Some of you might recall an earlier blog post in which I declared my intention to consume less news from TV because if found it (a) boring and (b) not very informative.
My semi-boycott is continuing. I’m home alone these days with just my two puppies — Sabol and Endo — and we spend time talking to each other, although I do most of the talking to them. The TV is turned off.
Occasionally, though, I switch it on to kinda/sorta get caught on the day’s events and on occasion I find myself watching a congressional hearing featuring one of Donald Trump’s sycophantic Cabinet picks.
Then it dawns on me why I launched the boycott in the first place. Invariably, this happens: a House member or senator — usually a Democrat — asks a question of the witness who then proceeds to traipse down some rhetorical path where the congressperson doesn’t want to go. The witness tries to continue on that path, the House member or senator seeks to steer them in another direction. They talk over each other — at the same time! As a general rule, the questions asked are relevant; the answers, such as they are, veer away from the point.
To be clear, neither party has a monopoly on this form of rhetorical evasion. Democratic Cabinet members have been hectored and harassed by Republican members of the House and Senate. I watched it unfold during the Biden and Obama administrations.
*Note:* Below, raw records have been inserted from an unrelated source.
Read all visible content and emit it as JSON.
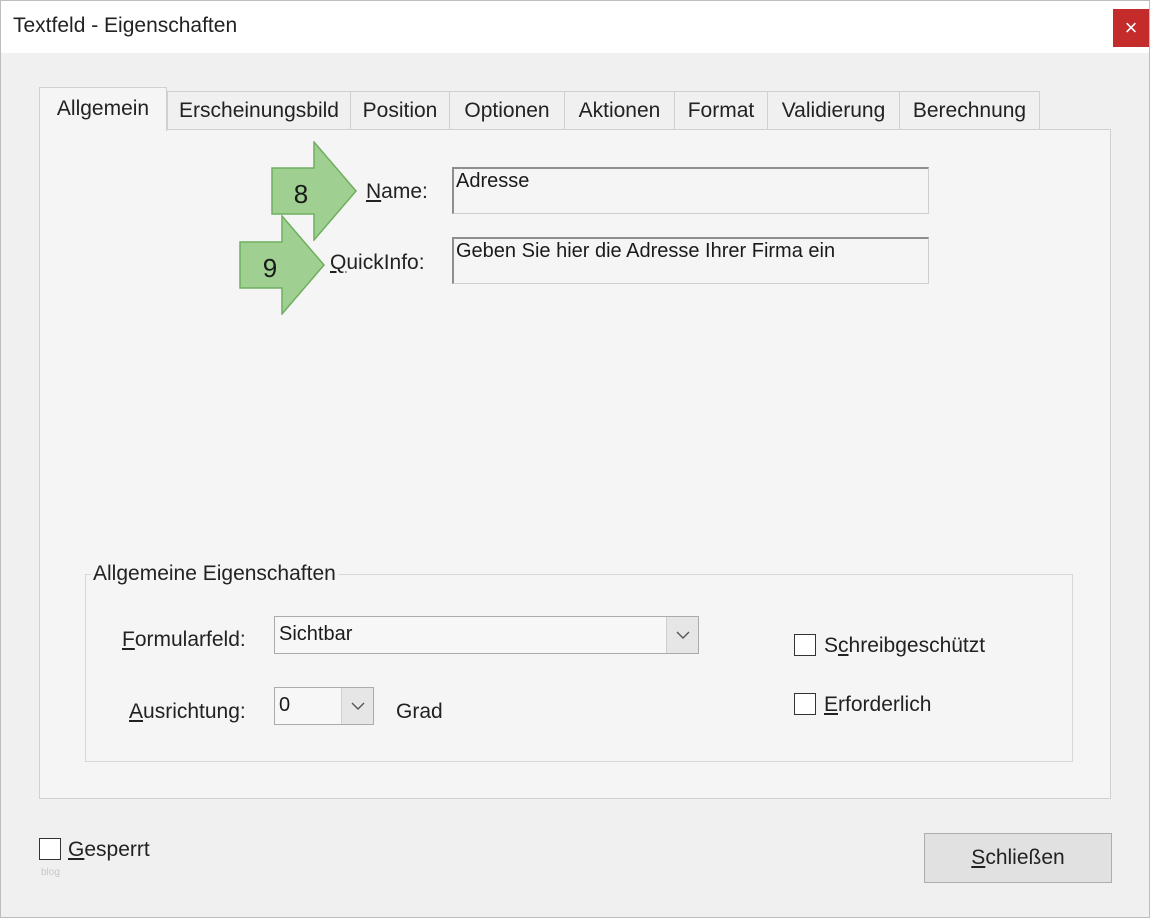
{
  "window": {
    "title": "Textfeld - Eigenschaften",
    "close_glyph": "×"
  },
  "tabs": [
    {
      "label": "Allgemein",
      "active": true
    },
    {
      "label": "Erscheinungsbild",
      "active": false
    },
    {
      "label": "Position",
      "active": false
    },
    {
      "label": "Optionen",
      "active": false
    },
    {
      "label": "Aktionen",
      "active": false
    },
    {
      "label": "Format",
      "active": false
    },
    {
      "label": "Validierung",
      "active": false
    },
    {
      "label": "Berechnung",
      "active": false
    }
  ],
  "general": {
    "name_label_mnemonic": "N",
    "name_label_rest": "ame:",
    "name_value": "Adresse",
    "quickinfo_label_mnemonic": "Q",
    "quickinfo_label_rest": "uickInfo:",
    "quickinfo_value": "Geben Sie hier die Adresse Ihrer Firma ein"
  },
  "annotations": {
    "arrow_1": "8",
    "arrow_2": "9",
    "arrow_color": "#9fcf91"
  },
  "properties": {
    "group_title": "Allgemeine Eigenschaften",
    "form_field_label_mnemonic": "F",
    "form_field_label_rest": "ormularfeld:",
    "form_field_value": "Sichtbar",
    "orientation_label_mnemonic": "A",
    "orientation_label_rest": "usrichtung:",
    "orientation_value": "0",
    "orientation_unit": "Grad",
    "readonly_label_pre": "S",
    "readonly_label_mnemonic": "c",
    "readonly_label_rest": "hreibgeschützt",
    "readonly_checked": false,
    "required_label_mnemonic": "E",
    "required_label_rest": "rforderlich",
    "required_checked": false
  },
  "footer": {
    "locked_label_mnemonic": "G",
    "locked_label_rest": "esperrt",
    "locked_checked": false,
    "close_button_mnemonic": "S",
    "close_button_rest": "chließen",
    "watermark": "blog"
  },
  "colors": {
    "close_button_bg": "#c42b2b",
    "panel_bg": "#f5f5f5",
    "window_bg": "#f0f0f0"
  }
}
I get that this a bipartisan affliction.
The here and now, though, is what is revelant. Trump has selected an array of ignoramuses for the Cabinet. They don’t know policy. They don’t care about details or even about facts. As I have pondered the lack of quality among these men and women, it occurs to me they reflect the ignorance and apathy of the nimrod who selected them.
I’ll stay current with events as they unfold. I just won’t rely on TV to deliver the news. We have plenty of legitmate news organizations to tell us their version of the truth. It falls on each of us, though, to parse through it all and discern our own version of what’s right.